(urth) (no subject)

Lee Berman severiansola at hotmail.com
Fri Dec 17 01:03:09 PST 2010



In a previous discussion of this topic I found it a pretty compelling conclusion that
if Briah is Christian and Urth is Earth in the future then either:
 
1. God has broken his Covenant with humanity to never again send a Flood.
 
or
 
2. Severian, Tzadkiel and the White Fountain are (somehow) entirely secular and have nothing
to do with God.
 
or maybe..
 
3. Severian and everyone around him are not really humans so God was allowed to Flood earth again.
 
 
I have been assuming everyone here is familiar with Gene WOlfe's words in the James Jordan interview:
 
 
>JJ: This universe that you set in Briah, or part of it--is that our universe? Or is that a universe that 
>resurrected saints have set up in the world to come as part of the cities that they made?
 
>GW: No. I thought of it as a long past universe. Something that we are repeating rather than something that 
>we are.
 
 
I have heard all the arguments on both sides, and I am not one who thinks an author always has the final word on 
interpretation of his own work. I AM a person who thinks human beings very rarely just sort through
all existing evidence to come to their conclusions. Especially in today's complex world, there is just too
much contradictory evidence on both sides of any controversial issue.
 
Instead what we do is start with a conclusion and then sift through the evidence to find support for it and
try our best to ignore or invalidate all evidence to the contrary that we encounter.
 
So for me, the time has come to stop the evidence war on this and each ask ourselves about the personal reasons 
which have led us to the conclusion we have regarding Christianity in the Sun series.
 
For me, it was simply the Gene Wolfe quote.

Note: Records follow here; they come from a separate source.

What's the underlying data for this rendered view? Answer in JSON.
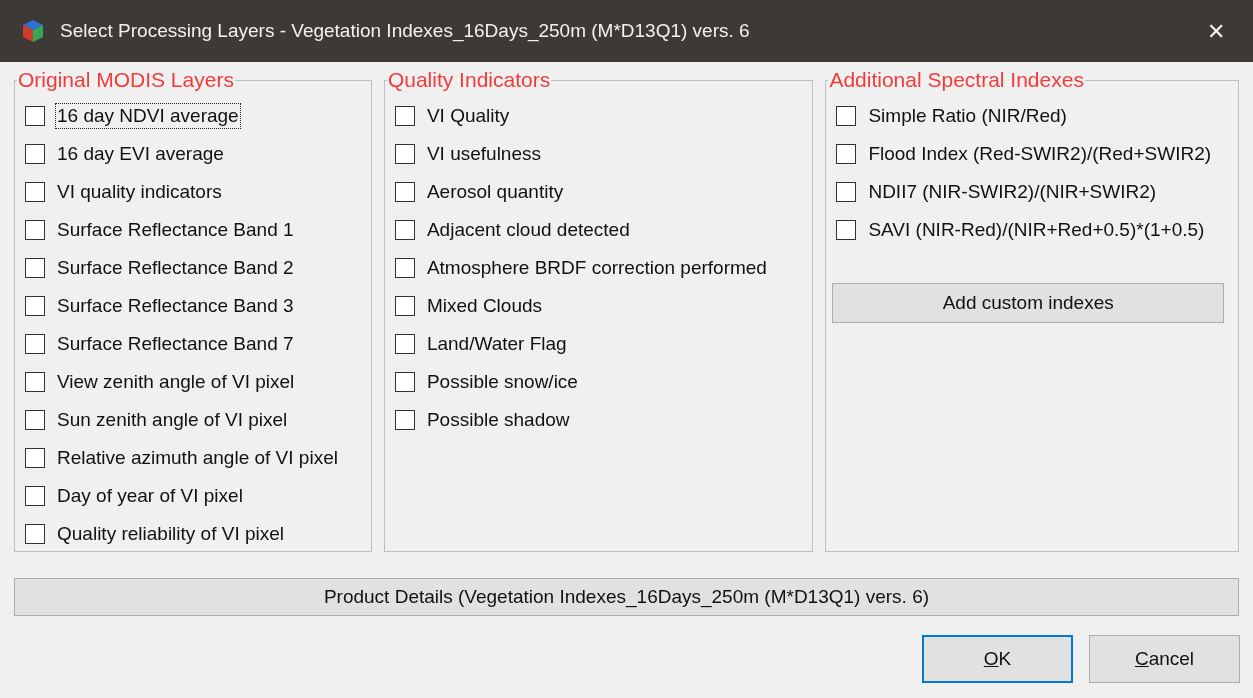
{
  "window": {
    "title": "Select Processing Layers -  Vegetation Indexes_16Days_250m (M*D13Q1) vers. 6",
    "close": "✕"
  },
  "groups": [
    {
      "title": "Original MODIS Layers",
      "items": [
        {
          "label": "16 day NDVI average",
          "checked": false,
          "focused": true
        },
        {
          "label": "16 day EVI average",
          "checked": false,
          "focused": false
        },
        {
          "label": "VI quality indicators",
          "checked": false,
          "focused": false
        },
        {
          "label": "Surface Reflectance Band 1",
          "checked": false,
          "focused": false
        },
        {
          "label": "Surface Reflectance Band 2",
          "checked": false,
          "focused": false
        },
        {
          "label": "Surface Reflectance Band 3",
          "checked": false,
          "focused": false
        },
        {
          "label": "Surface Reflectance Band 7",
          "checked": false,
          "focused": false
        },
        {
          "label": "View zenith angle of VI pixel",
          "checked": false,
          "focused": false
        },
        {
          "label": "Sun zenith angle of VI pixel",
          "checked": false,
          "focused": false
        },
        {
          "label": "Relative azimuth angle of VI pixel",
          "checked": false,
          "focused": false
        },
        {
          "label": "Day of year of VI pixel",
          "checked": false,
          "focused": false
        },
        {
          "label": "Quality reliability of VI pixel",
          "checked": false,
          "focused": false
        }
      ]
    },
    {
      "title": "Quality Indicators",
      "items": [
        {
          "label": "VI Quality",
          "checked": false,
          "focused": false
        },
        {
          "label": "VI usefulness",
          "checked": false,
          "focused": false
        },
        {
          "label": "Aerosol quantity",
          "checked": false,
          "focused": false
        },
        {
          "label": "Adjacent cloud detected",
          "checked": false,
          "focused": false
        },
        {
          "label": "Atmosphere BRDF correction performed",
          "checked": false,
          "focused": false
        },
        {
          "label": "Mixed Clouds",
          "checked": false,
          "focused": false
        },
        {
          "label": "Land/Water Flag",
          "checked": false,
          "focused": false
        },
        {
          "label": "Possible snow/ice",
          "checked": false,
          "focused": false
        },
        {
          "label": "Possible shadow",
          "checked": false,
          "focused": false
        }
      ]
    },
    {
      "title": "Additional Spectral Indexes",
      "items": [
        {
          "label": "Simple Ratio (NIR/Red)",
          "checked": false,
          "focused": false
        },
        {
          "label": "Flood Index (Red-SWIR2)/(Red+SWIR2)",
          "checked": false,
          "focused": false
        },
        {
          "label": "NDII7 (NIR-SWIR2)/(NIR+SWIR2)",
          "checked": false,
          "focused": false
        },
        {
          "label": "SAVI (NIR-Red)/(NIR+Red+0.5)*(1+0.5)",
          "checked": false,
          "focused": false
        }
      ],
      "button": "Add custom indexes"
    }
  ],
  "details_button": "Product Details  (Vegetation Indexes_16Days_250m (M*D13Q1) vers. 6)",
  "buttons": [
    {
      "accel": "O",
      "rest": "K",
      "default": true
    },
    {
      "accel": "C",
      "rest": "ancel",
      "default": false
    }
  ]
}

Previous to finding it, I hadn't considered the anti-Flood covenant
or the Norse meaning of "Urth" or any of the other evidence. Since I am not a Christian or religious, it didn't 
bother me to think that Severian and the story I treasure was not in a Judeo-Christian universe. I was willing to
take Gene Wolfe at his word. I'm not too political but I am rabidly anti-torture and generally averse to 
parasitic exploitation of humans by other humans in the manner of chatelaines-khaibits. So, distancing myself
from Urth isn't so difficult at all, for me.
 
I think there are perfectly valid personal reasons for one to perfer the Christian interpretation of Briah and Urth.
I'd be interested in hearing a bit of self-analysis from whomever is willing to share.